Вообще-то Юля, комсомолка, девочка из семьи трудовой интеллигенции, была равнодушна к украшениям. Владела, как многие советские девушки, единственным золотым колечком (мама подарила на школьный выпускной), да ниткой искусственного жемчуга, и считала: этого достаточно. Но тут остановилась перед витриной, будто завороженная. Солнечные лучи плясали в гранях изумруда, подвески рассыпались мириадами искр… Кажется, жизнь бы за эдакую красоту отдала.
«Эй, опомнись! Даже если были бы деньги его купить, куда тебе в нем ходить – на молочную кухню?»
Попыталась отвернуться, но рука уже тянулась к входной двери.
Звякнул колокольчик. Продавец, импозантный джентльмен в черном костюме, снисходительно оглядел ее скудный наряд, сухо кивнул. А она указала пальцем на ожерелье и выпалила по-русски:
– Сколько стоит?
Теперь по лицу мужчины за прилавком разливалось уже совершенно явное неодобрение.
«Ну да. Я даже не поздоровалась. И вообще чехи не любят, когда с ними по-русски говорят… Может, он меня просто не понял?»
Юля постаралась вспомнить уроки соседки:
– Добри день, колик то стои?..
Однако продавец ответил ей почти без акцента:
– Семнадцать тысяч крон.
Юля мгновенно сникла. Абсолютно нереальная сумма. Не только для нее – для рядового чеха (или словака) тоже. Средняя зарплата по стране три тысячи крон, им говорили.
– Спасибо, – грустно вымолвила она.
Каленым железом выжигать надо внезапно вспыхнувшую страсть к изумрудам!

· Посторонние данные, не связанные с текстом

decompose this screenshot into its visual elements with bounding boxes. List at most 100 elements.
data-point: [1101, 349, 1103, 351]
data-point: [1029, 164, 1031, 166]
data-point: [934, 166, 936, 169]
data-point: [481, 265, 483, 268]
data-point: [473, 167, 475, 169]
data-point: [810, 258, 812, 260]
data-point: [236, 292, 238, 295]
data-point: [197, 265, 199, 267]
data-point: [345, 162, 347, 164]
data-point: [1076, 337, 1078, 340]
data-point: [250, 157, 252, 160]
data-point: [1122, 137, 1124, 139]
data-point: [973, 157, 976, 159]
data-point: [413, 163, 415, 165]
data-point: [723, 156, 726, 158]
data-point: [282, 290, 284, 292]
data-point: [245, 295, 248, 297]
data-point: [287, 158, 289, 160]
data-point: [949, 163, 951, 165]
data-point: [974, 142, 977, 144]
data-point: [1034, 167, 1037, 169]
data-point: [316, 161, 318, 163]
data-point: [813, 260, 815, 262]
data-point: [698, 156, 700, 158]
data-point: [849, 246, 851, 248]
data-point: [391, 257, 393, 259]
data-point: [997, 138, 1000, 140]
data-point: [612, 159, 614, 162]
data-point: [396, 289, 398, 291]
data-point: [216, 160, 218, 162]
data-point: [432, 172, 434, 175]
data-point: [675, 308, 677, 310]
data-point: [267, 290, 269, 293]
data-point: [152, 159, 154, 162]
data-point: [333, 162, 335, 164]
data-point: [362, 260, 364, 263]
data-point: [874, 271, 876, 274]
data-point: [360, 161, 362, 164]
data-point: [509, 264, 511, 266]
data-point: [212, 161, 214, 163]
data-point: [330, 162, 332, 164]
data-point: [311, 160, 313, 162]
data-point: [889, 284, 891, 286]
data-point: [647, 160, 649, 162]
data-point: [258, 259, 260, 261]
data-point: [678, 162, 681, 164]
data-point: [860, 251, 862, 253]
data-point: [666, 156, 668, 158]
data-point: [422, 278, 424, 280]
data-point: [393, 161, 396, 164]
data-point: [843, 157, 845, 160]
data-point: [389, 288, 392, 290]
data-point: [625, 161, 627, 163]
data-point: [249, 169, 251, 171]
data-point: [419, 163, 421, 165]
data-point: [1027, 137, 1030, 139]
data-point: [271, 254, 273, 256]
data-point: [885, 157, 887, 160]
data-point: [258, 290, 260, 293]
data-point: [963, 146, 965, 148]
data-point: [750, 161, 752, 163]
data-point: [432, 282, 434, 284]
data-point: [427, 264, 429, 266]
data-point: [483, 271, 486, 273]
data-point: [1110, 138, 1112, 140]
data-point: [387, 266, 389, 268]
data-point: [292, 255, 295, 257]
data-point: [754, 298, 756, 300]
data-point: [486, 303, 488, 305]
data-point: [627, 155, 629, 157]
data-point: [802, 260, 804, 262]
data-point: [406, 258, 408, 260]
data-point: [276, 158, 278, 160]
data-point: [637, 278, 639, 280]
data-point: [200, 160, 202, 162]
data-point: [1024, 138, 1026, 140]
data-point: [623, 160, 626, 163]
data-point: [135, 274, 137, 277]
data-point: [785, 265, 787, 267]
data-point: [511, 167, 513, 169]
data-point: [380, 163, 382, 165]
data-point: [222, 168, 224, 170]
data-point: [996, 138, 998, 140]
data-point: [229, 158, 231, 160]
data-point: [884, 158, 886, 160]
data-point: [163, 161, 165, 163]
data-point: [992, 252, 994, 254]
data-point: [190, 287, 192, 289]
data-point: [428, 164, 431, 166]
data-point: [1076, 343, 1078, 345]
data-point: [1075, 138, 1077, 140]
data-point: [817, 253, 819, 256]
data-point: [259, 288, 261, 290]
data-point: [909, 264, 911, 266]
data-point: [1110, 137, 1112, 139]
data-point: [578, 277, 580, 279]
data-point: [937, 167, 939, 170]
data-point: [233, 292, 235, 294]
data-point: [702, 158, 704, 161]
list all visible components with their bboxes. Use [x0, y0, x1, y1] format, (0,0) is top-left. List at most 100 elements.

Но прежде чем покинуть магазин, еще раз взглянула на божественной красоты ожерелье. Не удержалась – протянула руку, коснулась исходящего зелеными искрами камня: он, ей показалось, теплый, нежный, будто ласкал ее пальцы…
А нелюбезный продавец – он не сводил с нее презрительного взгляда – вдруг произнес отчетливо:
– Не трожь его своими грязными лапами!
Резкая фраза обожгла.
– Что? – отступив от драгоценности, растерянно прошептала Юля.
– Ненавижу! – Лицо мужчины исказилось болезненной гримасой. – Негодяи! Оккупанты!
– Я… я вам ничего плохого не сделала.
Оправдываться явно было не лучшим решением, потому что магазинный фанатик совсем взбеленился. Выскочил из-за прилавка, грубо схватил ее за предплечье. С пеной у рта, сбиваясь с русского на чешский, разразился гневным монологом. Начал, разумеется, с Пражской весны и советских танков. Дальше перескочил на совсем непонятное. Стал вещать про какой-то бетонный замок, будто он из-за него дом свой потерял, и виноваты, конечно, во всем русские.